For some of us something as simple as saying no is difficult.  We have learned to please others and believe that if we say yes others will be pleased with us.  When we say no because we believe that it is not something we would like to do or accept we are saying yes to living our life with integrity.  Some of us could use some practice in saying no and honoring our truth.  Checking in before we respond with a yes or a no is a good start.  This is the most basic form of honoring our spirit and our hearts.
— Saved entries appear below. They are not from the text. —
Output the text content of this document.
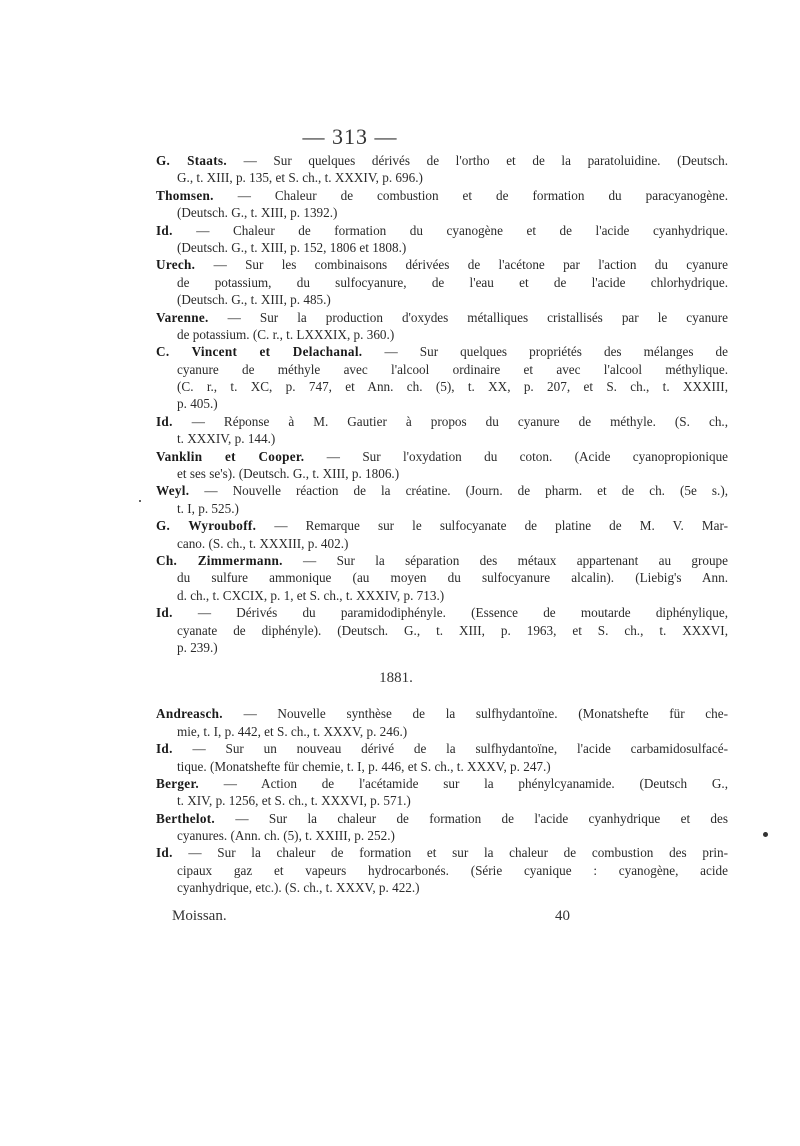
— 313 —
G. Staats. — Sur quelques dérivés de l'ortho et de la paratoluidine. (Deutsch.
G., t. XIII, p. 135, et S. ch., t. XXXIV, p. 696.)
Thomsen. — Chaleur de combustion et de formation du paracyanogène.
(Deutsch. G., t. XIII, p. 1392.)
Id. — Chaleur de formation du cyanogène et de l'acide cyanhydrique.
(Deutsch. G., t. XIII, p. 152, 1806 et 1808.)
Urech. — Sur les combinaisons dérivées de l'acétone par l'action du cyanure
de potassium, du sulfocyanure, de l'eau et de l'acide chlorhydrique.
(Deutsch. G., t. XIII, p. 485.)
Varenne. — Sur la production d'oxydes métalliques cristallisés par le cyanure
de potassium. (C. r., t. LXXXIX, p. 360.)
C. Vincent et Delachanal. — Sur quelques propriétés des mélanges de
cyanure de méthyle avec l'alcool ordinaire et avec l'alcool méthylique.
(C. r., t. XC, p. 747, et Ann. ch. (5), t. XX, p. 207, et S. ch., t. XXXIII,
p. 405.)
Id. — Réponse à M. Gautier à propos du cyanure de méthyle. (S. ch.,
t. XXXIV, p. 144.)
Vanklin et Cooper. — Sur l'oxydation du coton. (Acide cyanopropionique
et ses se's). (Deutsch. G., t. XIII, p. 1806.)
Weyl. — Nouvelle réaction de la créatine. (Journ. de pharm. et de ch. (5e s.),
t. I, p. 525.)
G. Wyrouboff. — Remarque sur le sulfocyanate de platine de M. V. Mar-
cano. (S. ch., t. XXXIII, p. 402.)
Ch. Zimmermann. — Sur la séparation des métaux appartenant au groupe
du sulfure ammonique (au moyen du sulfocyanure alcalin). (Liebig's Ann.
d. ch., t. CXCIX, p. 1, et S. ch., t. XXXIV, p. 713.)
Id. — Dérivés du paramidodiphényle. (Essence de moutarde diphénylique,
cyanate de diphényle). (Deutsch. G., t. XIII, p. 1963, et S. ch., t. XXXVI,
p. 239.)
1881.
Andreasch. — Nouvelle synthèse de la sulfhydantoïne. (Monatshefte für che-
mie, t. I, p. 442, et S. ch., t. XXXV, p. 246.)
Id. — Sur un nouveau dérivé de la sulfhydantoïne, l'acide carbamidosulfacé-
tique. (Monatshefte für chemie, t. I, p. 446, et S. ch., t. XXXV, p. 247.)
Berger. — Action de l'acétamide sur la phénylcyanamide. (Deutsch G.,
t. XIV, p. 1256, et S. ch., t. XXXVI, p. 571.)
Berthelot. — Sur la chaleur de formation de l'acide cyanhydrique et des
cyanures. (Ann. ch. (5), t. XXIII, p. 252.)
Id. — Sur la chaleur de formation et sur la chaleur de combustion des prin-
cipaux gaz et vapeurs hydrocarbonés. (Série cyanique : cyanogène, acide
cyanhydrique, etc.). (S. ch., t. XXXV, p. 422.)
Moissan.	40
I want to challenge you to find your boundaries, your limits and what you deem as as an offense.  Then write some statements that you will use when a situation comes up where your boundaries are crossed.  Lastly take a note of how well you are doing keeping your boundaries with others and letting others know what is acceptable, loving and kind to you. Do this for two weeks consecutively documenting the results each night.  Remember that boundaries are a way of exacting and defining your worth and that you deserve to be respected and treated with respect and honor.
In Light and Joy,
Coach Elliott

Boundaries Worksheet:
What are your boundaries?
Who has has crossed them and why do you think they have crossed them?
What are some concise, honest and respectful statements you can use when someone crosses your boundaries?
Who in your life needs to know your boundaries and how and when will you address that with them?
What have you done in the past when someone crosses your boundaries?
What are the consequences for people who continue to cross your boundaries or disrespect you after you have asked them not to?









Comments

  1. This is right on time for the new year. I find it especially helpful since I go out of my way to help others. Communicating to them that I expect the same kind of loving support that I give is one that I plan to communicate to others. Thanks for the blog.